Hafta sonum dümdüz bir deniz dinginliğinde geçiyordu ve bundan son derece memnundum, bol acılı, aksiyonlu bir ilk hafta geçirmiştim ve birinden çok emin olmasam da sekiz yeni arkadaşa sahiptim. Hayatım boyunca edindiğim arkadaşların toplamından daha fazlaydı bu sayı. Tabi koruyucu melek üçlüsünün benden sıkılacağından adım gibi emindim ve ilk başta beni öldürmek üzere olan bitirim ikili de büyük ihtimalle yavaşça kendilerini geri çekerlerdi. Aslı'nın ilk fırsatta benden uzaklaşacağı belliydi zaten, Deniz'in ne yapacağını kestirmek zordu. O bana gayet normal biriymişim gibi davranıyordu ve ben bu yüzden onun gitmesini istemiyordum.
"Abi..." Elimdeki Stephen King kitabından başımı kaldırıp kardeşime baktım. Son sayfayı okumak yerine düşüncelere dalmıştım ve bunun farkında bile değildim. "Biraz maç yapalım." Daldığım düşüncelerden kurtulmam bir bakıma iyi olmuştu.
"Futbol?"
"Basketbol." dedikten sonra genişçe sırıttı. İçimden "Allah'ım bana bu maçı çürüksüz bir şekilde atlatma şerefini bahşet." derken ona gülümseyip başımı salladım. Geniş bahçemizin bir köşesine pota yaptırmıştı babam. Bazen ailecek oynardık, aslında genelde ailecek oynuyorduk çünkü olabilecek her türlü sakatlanmadan beni korumaya ant içmiş gibilerdi. Arada bir de kardeşimin basketçi damarı tutuyordu ve ben evdeysem, ya da arkadaşlarını çağırmamışsa oynuyorduk. "Son sayfayı okuyorum sen git topu al."
Dışarıdaki hava çok güzeldi ve bu havayı değerlendirmek gerekirdi. Düşüncelere daldığım için okuyamadığım romanın sonunu okuyup bitirdim. Ne ara o kadar dalmıştım haberim bile yoktu.
"ABİİ!" bahçeden gelen sesle kitabı kapatıp oturduğum koltuğun üzerine bıraktım. Normalde bitirdiğim kitaplardan sonra bir süre olduğum gibi kalıp gözlerimi kapatarak romanı düşünmek adetimdi ama bu seferlik bu iş biraz bekleyebilirdi.
"Geliyorum!" diye bağırdım, kısık sesimle ne kadar bağırabildiysem artık. Bahçeye çıktığımda kardeşim çoktan koltuğunun altındaki topla sahadaki yerini almıştı. Üzerine kolsuz siyah bir tişört giymişti. Tam havaya girdiğine göre zorlu bir maç olacaktı. Bendeyse Deniz'in aldığı malum tişört vardı. Günlük kıyafet olarak çok rahat olduğunu söylemiş miydim?

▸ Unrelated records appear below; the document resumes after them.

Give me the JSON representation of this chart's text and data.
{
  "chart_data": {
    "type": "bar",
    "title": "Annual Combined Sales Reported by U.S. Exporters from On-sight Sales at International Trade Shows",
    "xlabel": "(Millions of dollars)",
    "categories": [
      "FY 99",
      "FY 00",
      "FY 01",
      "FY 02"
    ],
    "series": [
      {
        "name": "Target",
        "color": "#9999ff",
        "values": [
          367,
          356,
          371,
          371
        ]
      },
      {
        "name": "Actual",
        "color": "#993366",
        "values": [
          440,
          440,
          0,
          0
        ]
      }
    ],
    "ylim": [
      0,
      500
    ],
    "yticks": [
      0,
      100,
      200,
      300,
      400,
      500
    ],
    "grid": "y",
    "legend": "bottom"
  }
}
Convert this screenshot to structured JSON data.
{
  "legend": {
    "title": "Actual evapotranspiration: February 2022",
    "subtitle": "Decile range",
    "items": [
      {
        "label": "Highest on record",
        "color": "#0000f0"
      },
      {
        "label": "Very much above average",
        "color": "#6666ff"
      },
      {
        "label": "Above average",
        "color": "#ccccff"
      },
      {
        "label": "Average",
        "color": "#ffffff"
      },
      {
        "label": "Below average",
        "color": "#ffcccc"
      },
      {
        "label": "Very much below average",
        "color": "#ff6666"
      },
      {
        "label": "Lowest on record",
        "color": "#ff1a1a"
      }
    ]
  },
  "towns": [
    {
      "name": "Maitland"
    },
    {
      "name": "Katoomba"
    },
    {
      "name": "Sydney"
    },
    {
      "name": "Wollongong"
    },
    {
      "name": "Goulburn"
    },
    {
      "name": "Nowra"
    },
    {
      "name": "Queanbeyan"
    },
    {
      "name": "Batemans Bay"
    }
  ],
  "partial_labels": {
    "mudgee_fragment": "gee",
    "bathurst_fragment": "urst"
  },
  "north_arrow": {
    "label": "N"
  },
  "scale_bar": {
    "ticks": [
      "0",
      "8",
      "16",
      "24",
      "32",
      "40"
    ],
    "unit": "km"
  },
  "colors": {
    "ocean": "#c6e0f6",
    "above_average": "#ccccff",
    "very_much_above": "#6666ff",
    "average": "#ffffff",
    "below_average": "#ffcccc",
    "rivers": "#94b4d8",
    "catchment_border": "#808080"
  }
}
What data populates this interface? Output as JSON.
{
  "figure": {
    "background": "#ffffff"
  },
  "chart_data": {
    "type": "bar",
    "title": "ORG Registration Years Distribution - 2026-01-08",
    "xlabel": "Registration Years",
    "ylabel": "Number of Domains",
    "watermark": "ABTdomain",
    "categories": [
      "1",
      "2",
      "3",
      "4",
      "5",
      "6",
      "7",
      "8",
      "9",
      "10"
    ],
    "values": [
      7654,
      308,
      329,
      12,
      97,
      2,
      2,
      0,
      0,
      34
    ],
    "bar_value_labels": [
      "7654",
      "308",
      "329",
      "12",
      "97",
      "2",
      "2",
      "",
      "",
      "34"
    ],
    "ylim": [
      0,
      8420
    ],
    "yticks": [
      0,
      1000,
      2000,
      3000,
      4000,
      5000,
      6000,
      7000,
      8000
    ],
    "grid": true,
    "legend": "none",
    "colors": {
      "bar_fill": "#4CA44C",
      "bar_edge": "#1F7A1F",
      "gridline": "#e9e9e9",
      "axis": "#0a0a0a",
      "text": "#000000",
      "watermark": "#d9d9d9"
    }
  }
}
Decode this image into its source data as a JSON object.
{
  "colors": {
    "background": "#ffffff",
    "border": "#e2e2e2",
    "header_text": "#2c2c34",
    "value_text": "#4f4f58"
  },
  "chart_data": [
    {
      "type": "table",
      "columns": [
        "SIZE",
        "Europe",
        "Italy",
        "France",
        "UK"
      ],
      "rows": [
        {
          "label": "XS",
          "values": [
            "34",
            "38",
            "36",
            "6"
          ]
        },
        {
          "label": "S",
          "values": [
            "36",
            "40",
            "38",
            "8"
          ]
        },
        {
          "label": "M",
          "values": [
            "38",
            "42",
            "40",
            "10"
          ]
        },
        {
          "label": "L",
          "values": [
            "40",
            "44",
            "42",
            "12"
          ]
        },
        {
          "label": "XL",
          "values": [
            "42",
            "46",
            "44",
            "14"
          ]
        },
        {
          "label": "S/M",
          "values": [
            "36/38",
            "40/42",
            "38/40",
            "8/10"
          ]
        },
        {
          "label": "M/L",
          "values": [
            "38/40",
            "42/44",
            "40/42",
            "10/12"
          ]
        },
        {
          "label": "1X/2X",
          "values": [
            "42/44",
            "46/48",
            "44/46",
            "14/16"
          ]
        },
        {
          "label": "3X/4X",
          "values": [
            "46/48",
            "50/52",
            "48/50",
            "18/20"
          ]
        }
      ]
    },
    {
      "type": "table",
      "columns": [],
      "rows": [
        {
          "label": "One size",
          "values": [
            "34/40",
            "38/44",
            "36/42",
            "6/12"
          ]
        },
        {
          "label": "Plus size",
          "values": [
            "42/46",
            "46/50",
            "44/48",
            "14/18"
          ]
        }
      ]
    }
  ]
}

"Beş sayı." dedi kazanacağına dair tüm güvenini gözlerine yükleyip bana bakarken. "Beşe ilk ulaşan kazanır."
"Anlaştık." dedim "İddia ne?"
"Kazanırsam tişörtün benimdir."
Afallamış bir şekilde ona baktım. "Üzerimdeki mi?"
"Aynen öyle..."
"Bu bir hediye... Mağazada binlercesi var."
Sırıtması iyice yüzüne yayıldı. "Umurumda değil, ben onu istiyorum." Bu sırıtışında garip bir şey vardı ve ben bundan hiç ama hiç hoşlanmamıştım. Kardeşimi tanıyordum ve bu yüzden kafasında kurduğu bir şeyler olduğunu biliyordum ama neydi böyle sırıtmasına neden olan kafasındaki o şey?
"Kaybedersen?" diye sordum tedirginlikle, tişörtü neden istesin ki? Bir özelliği yoktu ve kardeşim laciverdi sevmezdi bile.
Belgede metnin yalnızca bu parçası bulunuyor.